The Air Force is taking any physician but you obviously have to go through their aerospace medicine training at some point. The unique thing a pilot physician offers is the research and more of having the deep knowledge base and foundation of having both careers under your belt and being able to make those regulations and see things from both sides.
[39:56] The Biggest Challenge and the Future of Aerospace Medicine
One of the biggest challenges of aerospace medicine is that a lot of people don't understand us so there is much pressure for us to start doing more and seeing different types of patients. Apparently, there is a lot of misunderstanding from the greater Air Force of what our job is.

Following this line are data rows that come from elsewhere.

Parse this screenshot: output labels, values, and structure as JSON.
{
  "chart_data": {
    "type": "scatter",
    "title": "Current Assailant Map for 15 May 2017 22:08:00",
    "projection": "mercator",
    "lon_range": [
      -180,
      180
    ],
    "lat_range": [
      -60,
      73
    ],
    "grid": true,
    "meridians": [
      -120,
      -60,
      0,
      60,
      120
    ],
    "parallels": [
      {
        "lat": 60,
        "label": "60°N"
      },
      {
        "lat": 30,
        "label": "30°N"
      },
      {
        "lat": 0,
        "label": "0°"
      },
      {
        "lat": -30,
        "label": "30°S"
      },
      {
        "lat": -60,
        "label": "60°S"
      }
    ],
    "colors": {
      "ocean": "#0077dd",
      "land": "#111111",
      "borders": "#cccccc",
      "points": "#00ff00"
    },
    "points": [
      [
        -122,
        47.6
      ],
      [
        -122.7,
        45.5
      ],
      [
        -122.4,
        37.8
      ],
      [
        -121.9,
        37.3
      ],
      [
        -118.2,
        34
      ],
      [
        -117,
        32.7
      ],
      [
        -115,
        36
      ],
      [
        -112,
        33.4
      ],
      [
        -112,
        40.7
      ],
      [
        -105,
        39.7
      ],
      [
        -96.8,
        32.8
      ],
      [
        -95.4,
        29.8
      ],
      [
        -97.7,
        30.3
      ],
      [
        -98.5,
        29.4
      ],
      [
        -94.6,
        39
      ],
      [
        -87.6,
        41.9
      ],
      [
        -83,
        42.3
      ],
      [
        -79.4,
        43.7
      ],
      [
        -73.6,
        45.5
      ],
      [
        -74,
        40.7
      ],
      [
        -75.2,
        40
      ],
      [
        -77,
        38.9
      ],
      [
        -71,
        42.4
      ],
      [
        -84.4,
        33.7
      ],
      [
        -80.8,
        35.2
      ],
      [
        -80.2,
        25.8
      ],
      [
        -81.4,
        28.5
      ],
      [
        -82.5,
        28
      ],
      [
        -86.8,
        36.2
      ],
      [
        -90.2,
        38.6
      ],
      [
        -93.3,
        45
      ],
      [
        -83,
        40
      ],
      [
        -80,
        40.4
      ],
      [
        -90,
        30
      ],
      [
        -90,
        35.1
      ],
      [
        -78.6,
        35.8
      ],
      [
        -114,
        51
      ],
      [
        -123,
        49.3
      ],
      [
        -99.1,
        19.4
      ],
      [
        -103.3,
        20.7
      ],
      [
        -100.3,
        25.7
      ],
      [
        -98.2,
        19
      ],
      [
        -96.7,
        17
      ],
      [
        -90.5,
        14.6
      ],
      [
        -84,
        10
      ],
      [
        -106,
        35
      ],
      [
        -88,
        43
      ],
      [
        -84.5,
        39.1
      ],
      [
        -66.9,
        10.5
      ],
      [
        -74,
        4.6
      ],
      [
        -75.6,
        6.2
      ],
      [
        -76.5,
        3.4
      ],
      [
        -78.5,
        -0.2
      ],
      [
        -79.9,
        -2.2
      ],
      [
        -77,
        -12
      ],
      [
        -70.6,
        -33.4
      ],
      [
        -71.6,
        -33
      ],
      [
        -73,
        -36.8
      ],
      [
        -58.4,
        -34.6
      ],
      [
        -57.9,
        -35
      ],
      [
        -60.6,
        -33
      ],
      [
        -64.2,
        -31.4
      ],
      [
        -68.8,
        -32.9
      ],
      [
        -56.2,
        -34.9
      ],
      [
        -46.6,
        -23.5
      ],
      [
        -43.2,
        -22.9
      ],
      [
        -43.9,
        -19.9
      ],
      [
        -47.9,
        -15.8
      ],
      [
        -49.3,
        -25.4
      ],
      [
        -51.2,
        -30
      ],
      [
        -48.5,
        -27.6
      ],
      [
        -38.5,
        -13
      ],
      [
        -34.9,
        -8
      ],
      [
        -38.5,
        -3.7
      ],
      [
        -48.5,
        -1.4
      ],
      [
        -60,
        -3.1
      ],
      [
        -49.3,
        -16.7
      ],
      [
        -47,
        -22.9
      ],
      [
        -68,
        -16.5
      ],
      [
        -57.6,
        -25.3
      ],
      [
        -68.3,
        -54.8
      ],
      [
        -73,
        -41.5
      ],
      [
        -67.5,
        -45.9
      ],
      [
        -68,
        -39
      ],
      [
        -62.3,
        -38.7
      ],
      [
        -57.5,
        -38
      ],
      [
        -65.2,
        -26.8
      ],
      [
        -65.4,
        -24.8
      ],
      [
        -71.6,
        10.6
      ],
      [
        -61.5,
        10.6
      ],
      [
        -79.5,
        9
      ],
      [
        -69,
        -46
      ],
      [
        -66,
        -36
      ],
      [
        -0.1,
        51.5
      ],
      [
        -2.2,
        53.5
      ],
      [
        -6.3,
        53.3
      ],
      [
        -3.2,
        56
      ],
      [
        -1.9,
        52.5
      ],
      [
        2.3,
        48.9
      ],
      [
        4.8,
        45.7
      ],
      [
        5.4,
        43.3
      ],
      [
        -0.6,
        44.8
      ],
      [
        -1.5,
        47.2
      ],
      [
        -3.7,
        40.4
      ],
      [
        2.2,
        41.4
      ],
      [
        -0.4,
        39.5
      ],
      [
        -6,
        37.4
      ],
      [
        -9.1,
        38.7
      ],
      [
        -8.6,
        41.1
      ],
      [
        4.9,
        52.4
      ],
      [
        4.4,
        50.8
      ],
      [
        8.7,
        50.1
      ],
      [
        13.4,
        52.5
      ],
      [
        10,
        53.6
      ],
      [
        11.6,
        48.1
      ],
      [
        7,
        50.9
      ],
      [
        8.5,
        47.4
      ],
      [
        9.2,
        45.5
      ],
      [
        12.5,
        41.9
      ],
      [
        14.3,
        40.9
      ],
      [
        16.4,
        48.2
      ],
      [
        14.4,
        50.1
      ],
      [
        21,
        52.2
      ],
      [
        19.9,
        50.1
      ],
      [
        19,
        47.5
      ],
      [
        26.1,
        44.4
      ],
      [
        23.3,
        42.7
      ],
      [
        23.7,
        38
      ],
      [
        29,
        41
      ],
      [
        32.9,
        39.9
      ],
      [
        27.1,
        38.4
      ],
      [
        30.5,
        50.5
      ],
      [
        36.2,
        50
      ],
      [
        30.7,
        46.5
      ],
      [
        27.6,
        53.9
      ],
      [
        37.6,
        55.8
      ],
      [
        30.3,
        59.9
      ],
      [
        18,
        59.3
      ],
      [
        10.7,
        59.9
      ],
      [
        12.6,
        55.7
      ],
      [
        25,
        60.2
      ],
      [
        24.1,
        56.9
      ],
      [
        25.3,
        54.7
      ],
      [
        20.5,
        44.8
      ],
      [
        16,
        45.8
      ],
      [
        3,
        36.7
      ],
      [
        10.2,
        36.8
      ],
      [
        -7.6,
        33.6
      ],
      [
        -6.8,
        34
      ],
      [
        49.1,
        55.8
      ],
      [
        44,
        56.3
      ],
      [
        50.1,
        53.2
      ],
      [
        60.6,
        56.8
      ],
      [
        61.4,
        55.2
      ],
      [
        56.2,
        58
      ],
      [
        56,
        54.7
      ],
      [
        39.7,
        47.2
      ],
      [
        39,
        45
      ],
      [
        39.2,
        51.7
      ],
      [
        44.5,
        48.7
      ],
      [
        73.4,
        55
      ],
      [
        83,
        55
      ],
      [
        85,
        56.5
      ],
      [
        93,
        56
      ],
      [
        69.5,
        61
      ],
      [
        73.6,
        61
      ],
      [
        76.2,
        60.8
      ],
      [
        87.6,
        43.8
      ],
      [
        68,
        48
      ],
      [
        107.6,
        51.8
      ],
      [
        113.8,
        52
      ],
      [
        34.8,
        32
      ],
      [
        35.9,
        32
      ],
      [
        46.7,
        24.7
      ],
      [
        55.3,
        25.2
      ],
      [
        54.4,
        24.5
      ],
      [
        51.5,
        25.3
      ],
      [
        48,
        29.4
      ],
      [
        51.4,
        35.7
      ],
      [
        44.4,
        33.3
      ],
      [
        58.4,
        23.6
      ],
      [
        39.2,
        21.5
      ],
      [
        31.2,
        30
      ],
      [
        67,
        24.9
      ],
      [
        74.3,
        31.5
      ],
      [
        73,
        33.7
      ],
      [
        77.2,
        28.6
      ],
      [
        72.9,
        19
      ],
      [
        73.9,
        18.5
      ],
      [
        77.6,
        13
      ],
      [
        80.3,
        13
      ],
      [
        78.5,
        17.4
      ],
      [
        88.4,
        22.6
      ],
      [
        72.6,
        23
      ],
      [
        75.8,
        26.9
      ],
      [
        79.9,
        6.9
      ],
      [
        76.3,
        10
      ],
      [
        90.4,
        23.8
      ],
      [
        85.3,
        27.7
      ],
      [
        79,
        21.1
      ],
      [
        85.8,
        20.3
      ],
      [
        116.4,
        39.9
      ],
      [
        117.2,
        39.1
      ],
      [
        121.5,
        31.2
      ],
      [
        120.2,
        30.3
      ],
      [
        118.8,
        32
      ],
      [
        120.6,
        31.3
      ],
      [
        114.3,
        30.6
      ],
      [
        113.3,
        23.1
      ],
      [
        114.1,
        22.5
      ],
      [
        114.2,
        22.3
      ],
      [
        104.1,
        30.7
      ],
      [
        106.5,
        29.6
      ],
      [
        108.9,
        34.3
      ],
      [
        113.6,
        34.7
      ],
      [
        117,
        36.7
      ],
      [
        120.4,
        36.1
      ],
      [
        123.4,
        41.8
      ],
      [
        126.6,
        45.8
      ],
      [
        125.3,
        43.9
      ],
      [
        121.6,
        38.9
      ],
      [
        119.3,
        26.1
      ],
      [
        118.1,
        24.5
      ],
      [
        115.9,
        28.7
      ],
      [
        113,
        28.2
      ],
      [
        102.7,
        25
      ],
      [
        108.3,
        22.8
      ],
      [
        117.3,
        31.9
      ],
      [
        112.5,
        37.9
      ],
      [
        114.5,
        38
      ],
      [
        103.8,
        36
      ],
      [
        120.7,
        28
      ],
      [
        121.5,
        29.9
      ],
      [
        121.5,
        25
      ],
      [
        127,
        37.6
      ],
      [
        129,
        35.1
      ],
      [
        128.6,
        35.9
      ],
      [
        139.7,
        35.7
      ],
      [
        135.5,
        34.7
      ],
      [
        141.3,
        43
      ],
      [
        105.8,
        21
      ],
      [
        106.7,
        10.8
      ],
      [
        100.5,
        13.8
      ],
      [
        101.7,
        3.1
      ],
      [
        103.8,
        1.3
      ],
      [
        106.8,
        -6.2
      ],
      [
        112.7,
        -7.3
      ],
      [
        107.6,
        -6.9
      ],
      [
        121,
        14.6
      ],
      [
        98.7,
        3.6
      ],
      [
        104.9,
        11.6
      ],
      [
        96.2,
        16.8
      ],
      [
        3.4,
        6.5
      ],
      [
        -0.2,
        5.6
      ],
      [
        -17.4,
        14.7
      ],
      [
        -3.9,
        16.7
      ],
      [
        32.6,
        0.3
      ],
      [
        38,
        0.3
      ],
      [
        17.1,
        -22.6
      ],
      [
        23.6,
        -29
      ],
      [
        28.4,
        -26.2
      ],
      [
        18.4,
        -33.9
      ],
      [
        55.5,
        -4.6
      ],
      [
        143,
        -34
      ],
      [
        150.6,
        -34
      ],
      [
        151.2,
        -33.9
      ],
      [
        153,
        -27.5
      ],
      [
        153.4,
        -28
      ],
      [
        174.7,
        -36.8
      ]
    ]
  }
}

What the future holds for aerospace medicine in 10-20 years would be that as we go to more and more autonomous aircraft, where we have drones, majority now are remotely piloted. They are not unmanned aircraft, they're manned, just in a different location. Because of that, interest in aerospace medicine will go down. Part of the lure is being able to go fly and so why would you be doing it if there is no plane to fly. There could also be unique psychological challenges that come into play for drone pilots. We're going to fighter planes (F-22 and F-35) that are only single-seat planes, which means the flight surgeon can't go up there and the less experience they get. There will be the heavier aircraft like the C-5 and C-17 and re-fuelers.
[44:35] Final Words
Aerospace medicine is an awesome and great job! Although pretty much specific to the military, there are civilian residencies for aerospace medicine. For this podcast, I'm not going to dive into all medical specialties in the military for two reasons. First, the practice of Pediatrics in the military is not very different than pediatrics in the civilian world and really, there aren't that many military premeds out there to warrant individual episodes. I'm a huge advocate for doing the military to pay for medical school and to serve but I don't think I'm going to dive into it here on the Specialty Stories.